Mom was right behind me as I went down the hall and swung open the door. Burke Hopkins stood on the porch.
“Mr. Hopkins, come in and get warm.” I stood aside for him to enter.
“I brought your eggs, Flora,” he said, holding out a wire basket.
“Surely you didn’t come out in this weather just to deliver these eggs. Come on in and have a cup of coffee. Warm up some,” Mom said.
“I don’t mind the snow. My old truck has good tires and can get through many a bad road. I won’t track all over your rug, Flora. Just wanted to bring the eggs since you mentioned the other day that you needed some.
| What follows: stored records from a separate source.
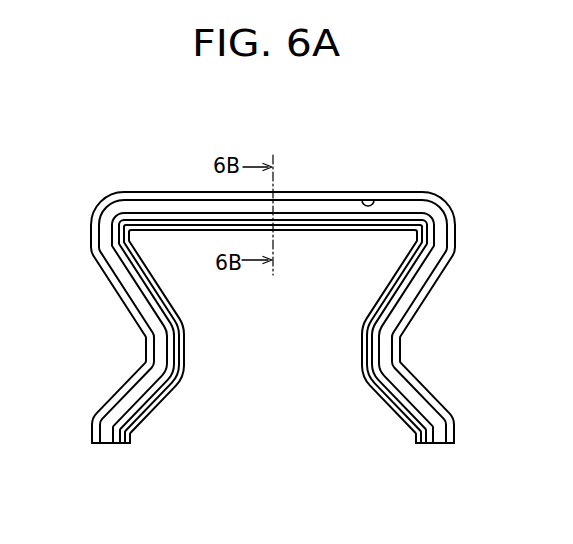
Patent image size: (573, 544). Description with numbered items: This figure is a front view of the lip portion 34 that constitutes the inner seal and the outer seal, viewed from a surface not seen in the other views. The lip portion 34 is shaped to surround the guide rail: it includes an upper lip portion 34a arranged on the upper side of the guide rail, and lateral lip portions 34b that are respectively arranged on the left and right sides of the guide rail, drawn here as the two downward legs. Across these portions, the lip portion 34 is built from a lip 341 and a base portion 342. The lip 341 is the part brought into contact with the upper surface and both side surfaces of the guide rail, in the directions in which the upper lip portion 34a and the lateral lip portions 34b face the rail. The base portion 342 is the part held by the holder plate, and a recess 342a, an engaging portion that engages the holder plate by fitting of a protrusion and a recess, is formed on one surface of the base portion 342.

The lip portion 34 is at (103, 180).
The upper lip portion 34a is at (163, 194).
The lateral lip portions 34b is at (133, 300).
The lip 341 is at (190, 233).
The base portion 342 is at (188, 192).
The recess 342a is at (375, 200).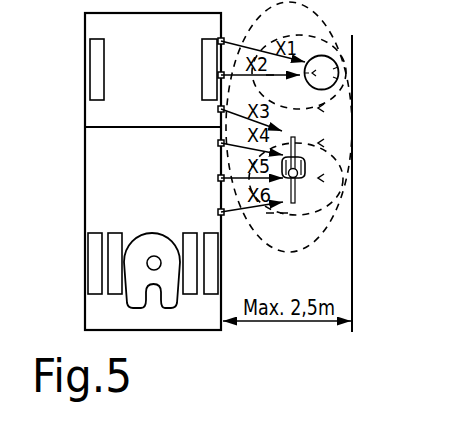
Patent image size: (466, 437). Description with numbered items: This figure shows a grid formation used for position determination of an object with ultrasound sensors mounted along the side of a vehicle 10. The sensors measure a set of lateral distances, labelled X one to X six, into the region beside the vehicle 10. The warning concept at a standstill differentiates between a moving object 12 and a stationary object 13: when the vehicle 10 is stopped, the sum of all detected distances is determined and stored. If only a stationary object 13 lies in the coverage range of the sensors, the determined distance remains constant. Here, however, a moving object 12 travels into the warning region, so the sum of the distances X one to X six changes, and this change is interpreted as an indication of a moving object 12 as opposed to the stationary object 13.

The vehicle 10 is at (78, 185).
The moving object 12 is at (305, 165).
The stationary object 13 is at (336, 71).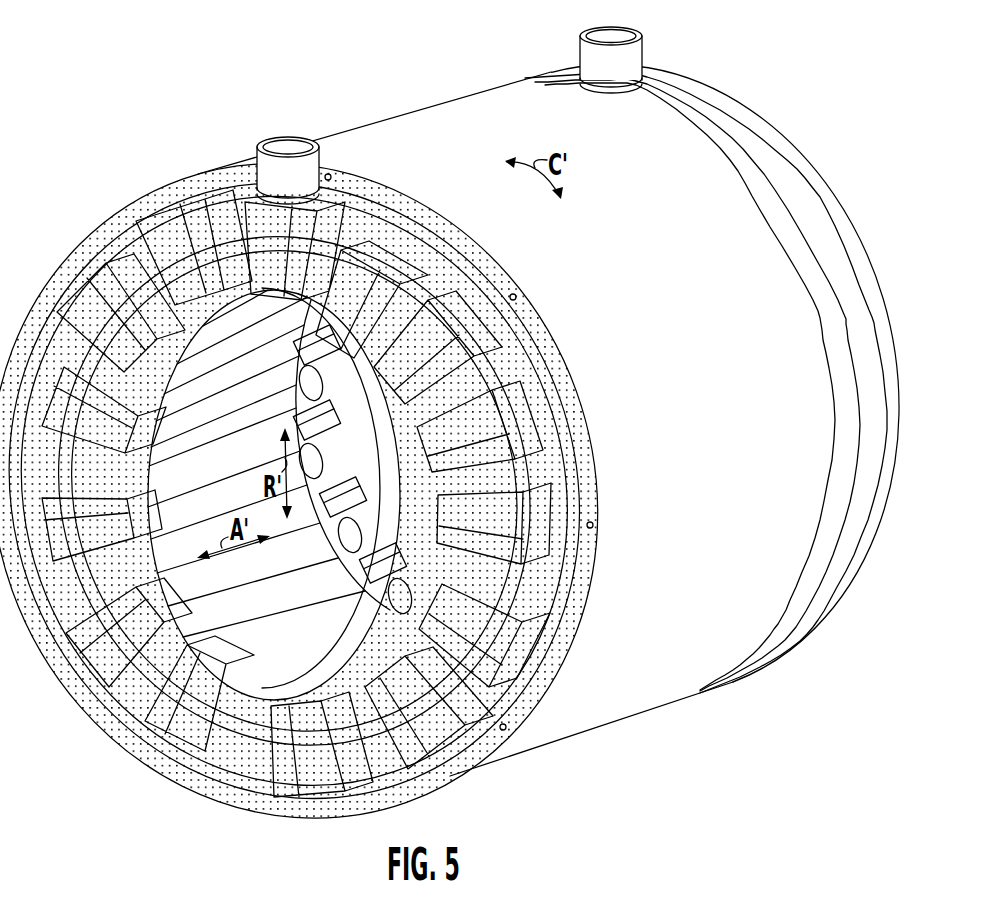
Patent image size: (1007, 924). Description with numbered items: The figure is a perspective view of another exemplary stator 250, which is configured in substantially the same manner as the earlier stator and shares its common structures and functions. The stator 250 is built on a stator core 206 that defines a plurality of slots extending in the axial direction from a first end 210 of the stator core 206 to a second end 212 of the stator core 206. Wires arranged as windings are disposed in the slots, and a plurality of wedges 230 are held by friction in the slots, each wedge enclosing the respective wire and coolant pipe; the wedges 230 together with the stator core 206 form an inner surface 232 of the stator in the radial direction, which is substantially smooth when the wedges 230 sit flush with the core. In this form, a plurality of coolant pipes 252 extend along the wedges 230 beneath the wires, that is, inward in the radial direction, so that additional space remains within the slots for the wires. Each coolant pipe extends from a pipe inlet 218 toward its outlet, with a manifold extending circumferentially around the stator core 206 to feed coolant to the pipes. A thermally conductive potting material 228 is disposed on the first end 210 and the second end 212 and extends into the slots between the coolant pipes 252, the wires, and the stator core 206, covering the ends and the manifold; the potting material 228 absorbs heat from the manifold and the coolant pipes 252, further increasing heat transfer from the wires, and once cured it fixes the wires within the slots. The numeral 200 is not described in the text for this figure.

The electric machine 200 is at (122, 62).
The stator 250 is at (205, 82).
The pipe inlet 218 is at (172, 230).
The coolant pipes 252 is at (193, 230).
The stator core 206 is at (722, 192).
The second end 212 is at (812, 300).
The first end 210 is at (593, 447).
The wedges 230 is at (165, 375).
The thermally conductive potting material 228 is at (110, 683).
The inner surface 232 is at (230, 623).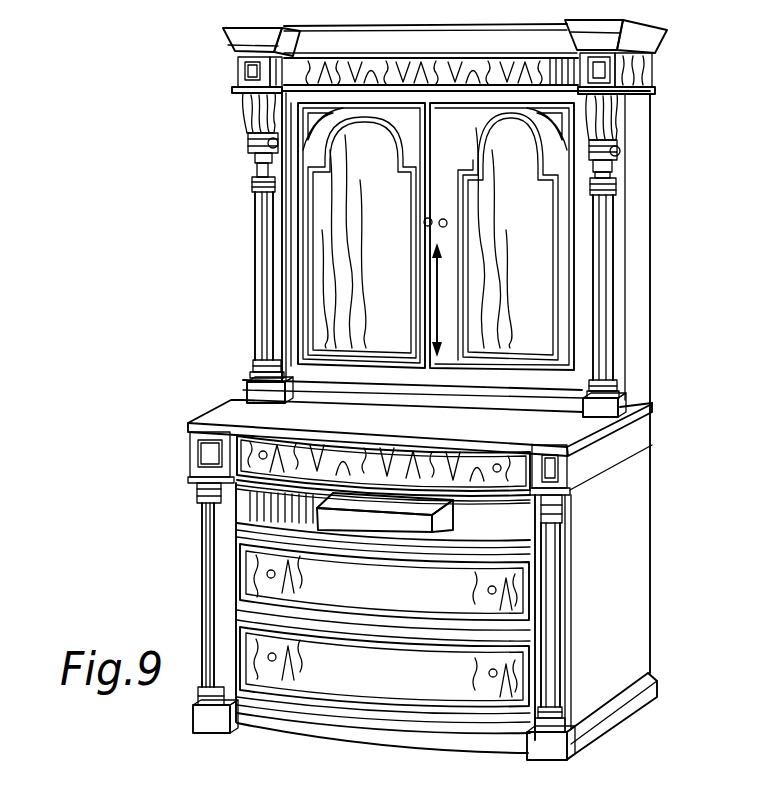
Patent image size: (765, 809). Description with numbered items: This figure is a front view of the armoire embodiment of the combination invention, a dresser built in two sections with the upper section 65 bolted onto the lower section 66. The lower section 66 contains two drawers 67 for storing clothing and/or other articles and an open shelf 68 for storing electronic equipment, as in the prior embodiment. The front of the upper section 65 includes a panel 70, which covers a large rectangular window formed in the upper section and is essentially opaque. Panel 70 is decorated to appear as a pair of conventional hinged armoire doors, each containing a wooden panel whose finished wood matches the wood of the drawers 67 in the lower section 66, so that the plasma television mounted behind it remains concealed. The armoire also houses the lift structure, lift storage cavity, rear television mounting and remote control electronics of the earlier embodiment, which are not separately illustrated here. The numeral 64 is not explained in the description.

The hutch 64 is at (243, 222).
The upper section 65 is at (255, 254).
The lower section 66 is at (222, 406).
The drawers 67 is at (330, 688).
The open shelf 68 is at (248, 489).
The panel 70 is at (531, 218).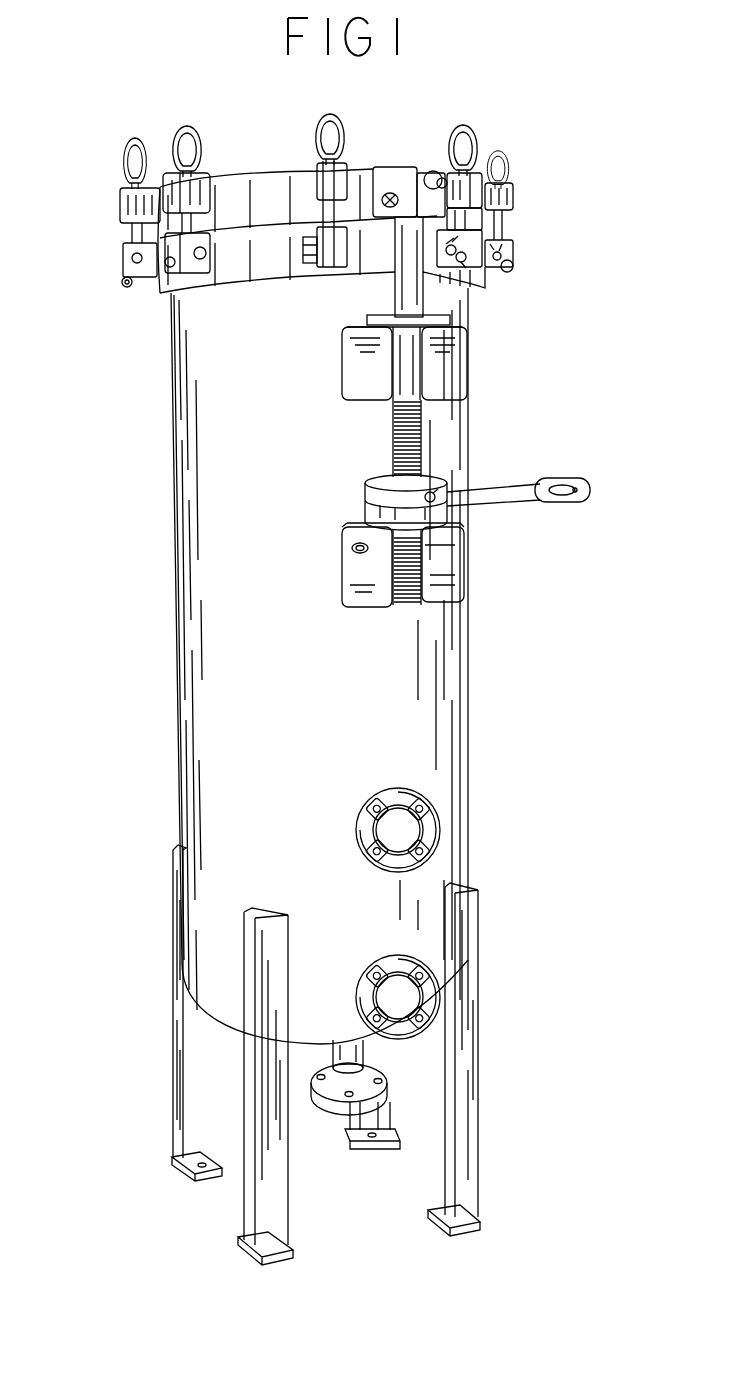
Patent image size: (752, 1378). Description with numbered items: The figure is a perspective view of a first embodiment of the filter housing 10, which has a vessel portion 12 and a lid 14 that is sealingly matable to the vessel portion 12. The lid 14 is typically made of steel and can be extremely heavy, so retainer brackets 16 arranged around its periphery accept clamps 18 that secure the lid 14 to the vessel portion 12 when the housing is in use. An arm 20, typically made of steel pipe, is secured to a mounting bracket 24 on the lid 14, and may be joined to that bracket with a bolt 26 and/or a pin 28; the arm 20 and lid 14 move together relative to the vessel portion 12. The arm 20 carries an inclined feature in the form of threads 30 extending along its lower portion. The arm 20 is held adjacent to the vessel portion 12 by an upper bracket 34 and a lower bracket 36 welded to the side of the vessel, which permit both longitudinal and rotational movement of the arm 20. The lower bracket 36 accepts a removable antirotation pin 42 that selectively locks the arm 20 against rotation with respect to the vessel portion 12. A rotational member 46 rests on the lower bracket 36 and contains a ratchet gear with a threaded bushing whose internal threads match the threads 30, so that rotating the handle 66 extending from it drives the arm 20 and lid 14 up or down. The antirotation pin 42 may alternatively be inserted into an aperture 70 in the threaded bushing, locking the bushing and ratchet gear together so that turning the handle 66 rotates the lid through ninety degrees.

The filter housing 10 is at (138, 348).
The vessel portion 12 is at (197, 450).
The lid 14 is at (272, 185).
The retainer brackets 16 is at (120, 207).
The clamps 18 is at (180, 126).
The arm 20 is at (413, 302).
The mounting bracket 24 is at (358, 293).
The bolt 26 is at (362, 272).
The pin 28 is at (440, 172).
The threads 30 is at (420, 435).
The upper bracket 34 is at (343, 357).
The lower bracket 36 is at (345, 592).
The antirotation pin 42 is at (355, 548).
The rotational member 46 is at (356, 497).
The handle 66 is at (545, 500).
The aperture 70 is at (450, 490).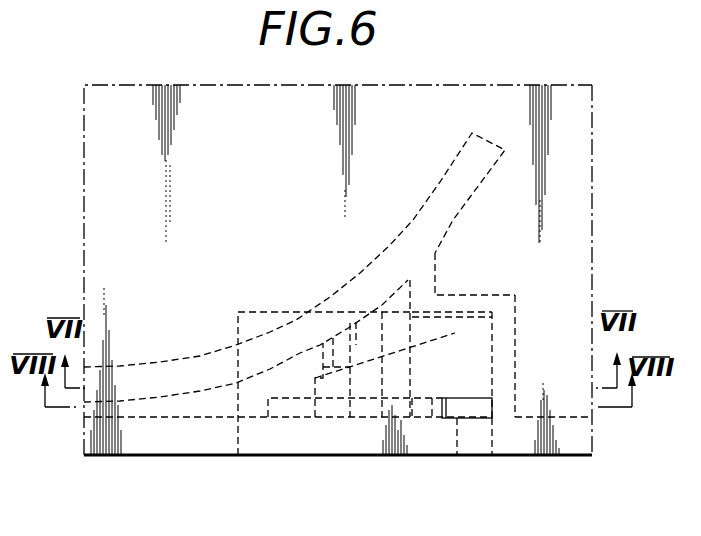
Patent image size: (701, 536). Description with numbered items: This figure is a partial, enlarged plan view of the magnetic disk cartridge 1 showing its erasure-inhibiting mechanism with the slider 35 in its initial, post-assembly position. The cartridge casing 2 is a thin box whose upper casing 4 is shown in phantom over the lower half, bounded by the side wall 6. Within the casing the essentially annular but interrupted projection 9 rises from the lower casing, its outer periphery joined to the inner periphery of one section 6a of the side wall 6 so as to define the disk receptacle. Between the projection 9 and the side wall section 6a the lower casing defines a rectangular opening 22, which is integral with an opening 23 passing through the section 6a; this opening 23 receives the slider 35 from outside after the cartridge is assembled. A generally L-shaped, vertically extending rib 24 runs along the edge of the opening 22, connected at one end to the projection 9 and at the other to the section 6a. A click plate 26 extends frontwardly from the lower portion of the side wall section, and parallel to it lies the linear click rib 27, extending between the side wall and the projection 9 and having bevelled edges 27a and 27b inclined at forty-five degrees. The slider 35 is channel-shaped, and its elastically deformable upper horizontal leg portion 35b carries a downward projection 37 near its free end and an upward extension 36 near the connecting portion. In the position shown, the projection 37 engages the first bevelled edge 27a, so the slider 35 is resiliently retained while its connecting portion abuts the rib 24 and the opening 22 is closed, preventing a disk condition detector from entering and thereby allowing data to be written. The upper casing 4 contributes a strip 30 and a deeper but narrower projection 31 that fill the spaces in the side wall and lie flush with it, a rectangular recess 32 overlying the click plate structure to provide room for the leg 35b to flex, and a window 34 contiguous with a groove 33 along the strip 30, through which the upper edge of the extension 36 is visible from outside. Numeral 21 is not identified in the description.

The magnetic disk cartridge 1 is at (599, 78).
The cartridge casing 2 is at (522, 103).
The upper casing 4 is at (572, 181).
The side wall 6 is at (549, 445).
The side wall section 6a is at (560, 442).
The annular projection 9 is at (431, 215).
The frame member 21 is at (512, 279).
The rectangular opening 22 is at (483, 335).
The opening 23 is at (483, 437).
The rib 24 is at (503, 372).
The click plate 26 is at (400, 372).
The click rib 27 is at (343, 340).
The first bevelled edge 27a is at (353, 343).
The second bevelled edge 27b is at (327, 357).
The strip 30 is at (318, 456).
The projection 31 is at (469, 422).
The rectangular recess 32 is at (262, 320).
The groove 33 is at (294, 414).
The window 34 is at (450, 408).
The slider 35 is at (462, 327).
The upper horizontal leg portion 35b is at (425, 392).
The extension 36 is at (468, 407).
The projection 37 is at (367, 382).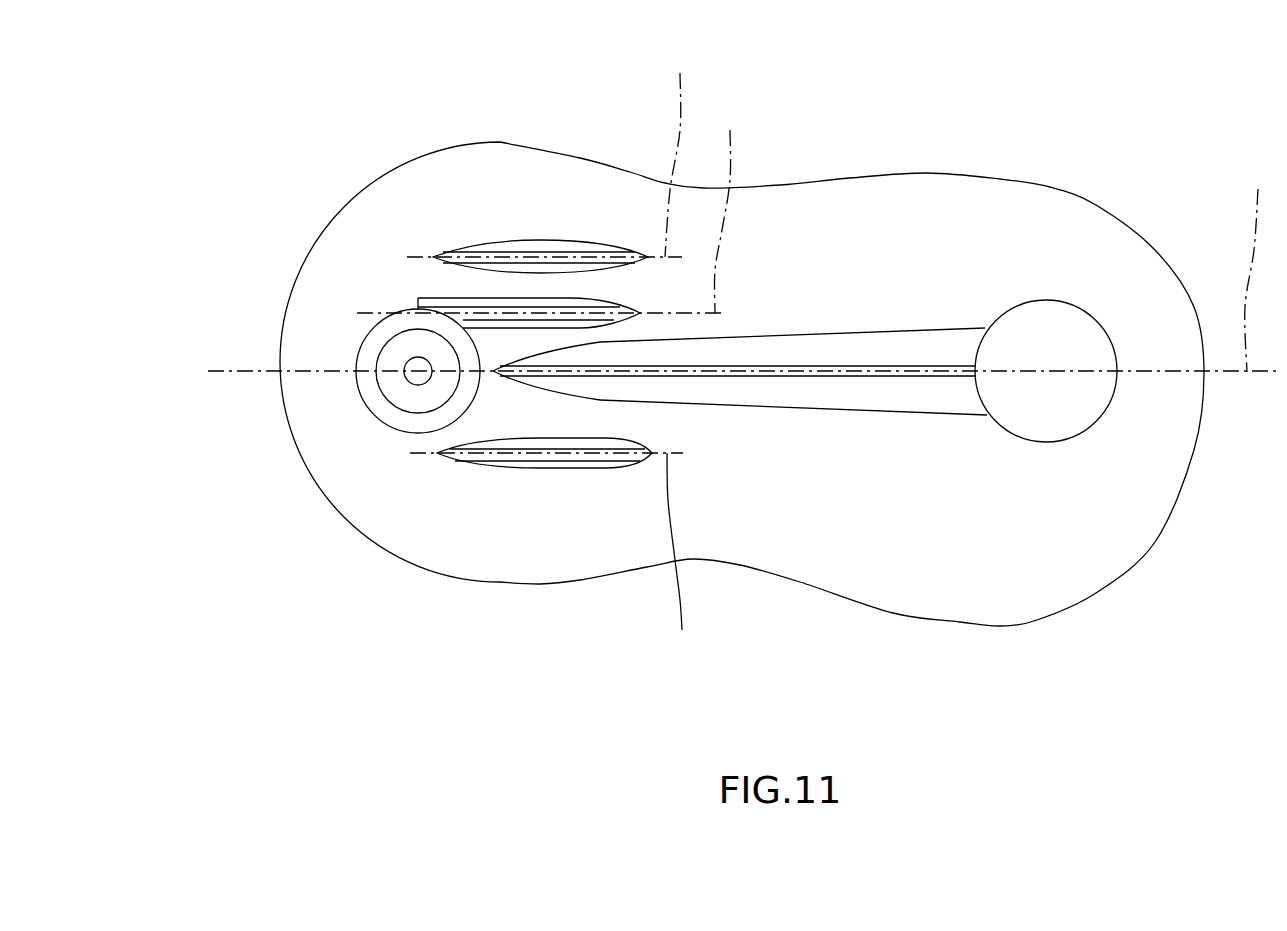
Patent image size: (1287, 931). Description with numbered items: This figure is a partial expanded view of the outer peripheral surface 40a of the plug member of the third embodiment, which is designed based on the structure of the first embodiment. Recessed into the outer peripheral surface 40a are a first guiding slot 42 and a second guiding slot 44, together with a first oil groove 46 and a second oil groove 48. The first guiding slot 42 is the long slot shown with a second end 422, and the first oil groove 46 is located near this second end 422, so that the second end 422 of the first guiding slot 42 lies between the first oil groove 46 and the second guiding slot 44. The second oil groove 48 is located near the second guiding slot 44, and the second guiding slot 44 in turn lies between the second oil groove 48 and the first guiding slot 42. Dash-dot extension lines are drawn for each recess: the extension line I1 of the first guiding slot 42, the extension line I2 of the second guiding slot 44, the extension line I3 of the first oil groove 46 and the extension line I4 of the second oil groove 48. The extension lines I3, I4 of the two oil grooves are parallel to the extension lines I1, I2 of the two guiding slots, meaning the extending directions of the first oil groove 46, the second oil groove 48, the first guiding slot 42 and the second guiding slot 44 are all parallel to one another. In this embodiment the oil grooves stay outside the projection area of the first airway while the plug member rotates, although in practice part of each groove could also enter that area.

The outer peripheral surface 40a is at (1012, 208).
The first guiding slot 42 is at (787, 407).
The second end 422 is at (492, 372).
The second guiding slot 44 is at (475, 298).
The first oil groove 46 is at (528, 468).
The second oil groove 48 is at (523, 243).
The extension line I1 is at (1258, 261).
The extension line I2 is at (727, 204).
The extension line I3 is at (680, 558).
The extension line I4 is at (677, 147).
I’ve been thinking about our visit at Dilly’s and what ol’ Bruce said about wanting to know what you dug up. Just let it alone. People are curious enough already and who knows? There could be someone in town who might be afraid of whatever was in that box.”
I opened my mouth to say the gossip was wrong and there was no box.
He held up his hand. “No, don’t tell me. I don’t want to know. My father told me a few things about the old days and I understand that they were pretty rough. Just stay safe, the both of you.”
He waved, and left, the snow swirling around him as he stepped off the porch. Mom and I stared at each other. “He didn’t come just to bring those eggs,” Mom whispered. “He was worried about us, Darcy. He’s afraid for our safety.”